De onde lhe veio o gosto das flores?
Este livro responde
E como é que uma advogada se lembrou do esquecido florista e jardineiro? Em 2015, Filipa Neto Mariano mudou-se de Alvalade para Arroios, o bairro dos avôs maternos. Nos seus passeios matinais a caminho do trabalho, passava por aquele jardim e perguntava-se: “Mas quem é o Constantino?”.
Começou a pesquisar e ficou surpreendida, mas também triste, com as respostas. “Tanta glória em vida e agora ali estava um jardim em nome dele, votado ao esquecimento”.
Foi isso que Filipa quis mudar, propondo dar a conhecer a Lisboa quem foi, afinal, o Rei dos Floristas. A sua proposta naquele ano de 2016 foi a segunda mais votada.

E houve alguém que rapidamente a contactou, pois conhecia bem a história de Constantino: Gonçalo Sampaio e Mello, o sobrinho-bisneto do florista.
Desde pequeno que Gonçalo ouvia a avó contar histórias dessa curiosa figura.
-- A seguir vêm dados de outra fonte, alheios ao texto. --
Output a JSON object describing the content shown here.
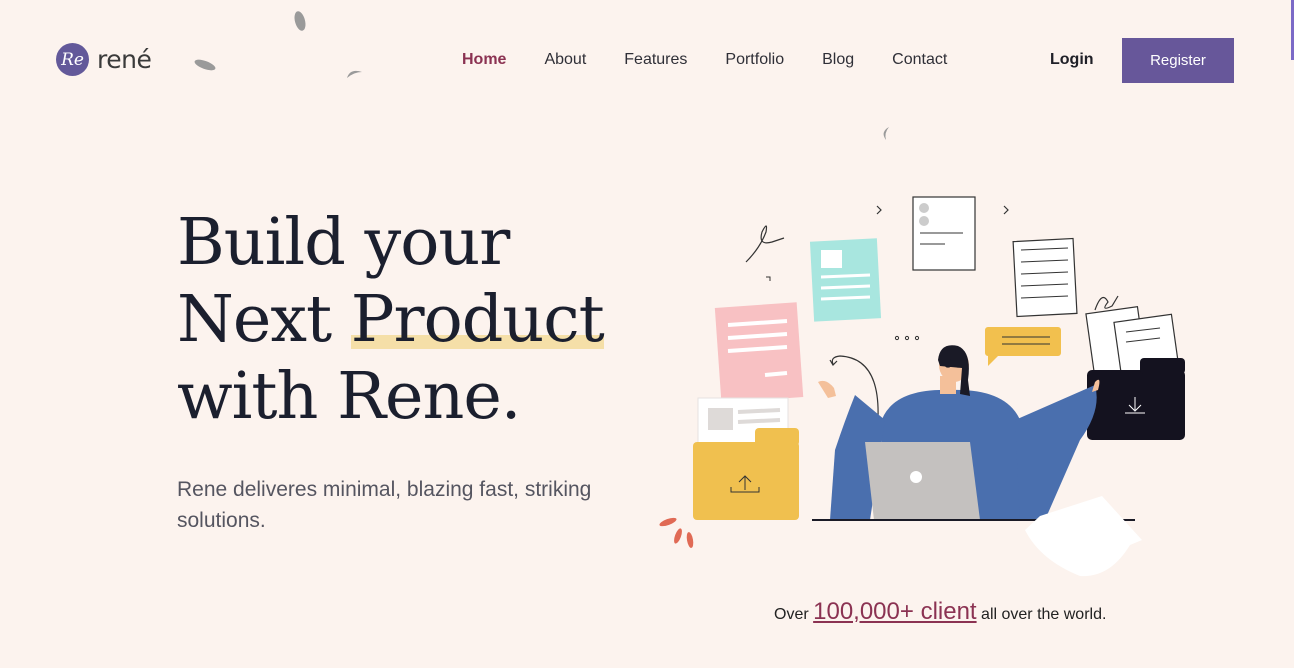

Aos seis anos de idade, já conhecia de trás para a frente a vida do menino que nascera em 1802 na vila de Torre de Moncorvo e que seduzira o mundo com as suas flores.

Mas mais história foi desbravada quando um amigo lhe ofereceu uma misteriosa obra de 1854 conseguida num leilão da Casa Real Portuguesa: Mémoires historiques, généalogiques et chronologiques: concernant les ascendances de José Constantin, Marquès de Sampayo et Mello, uma biografia de Constantino, de autoria anónima.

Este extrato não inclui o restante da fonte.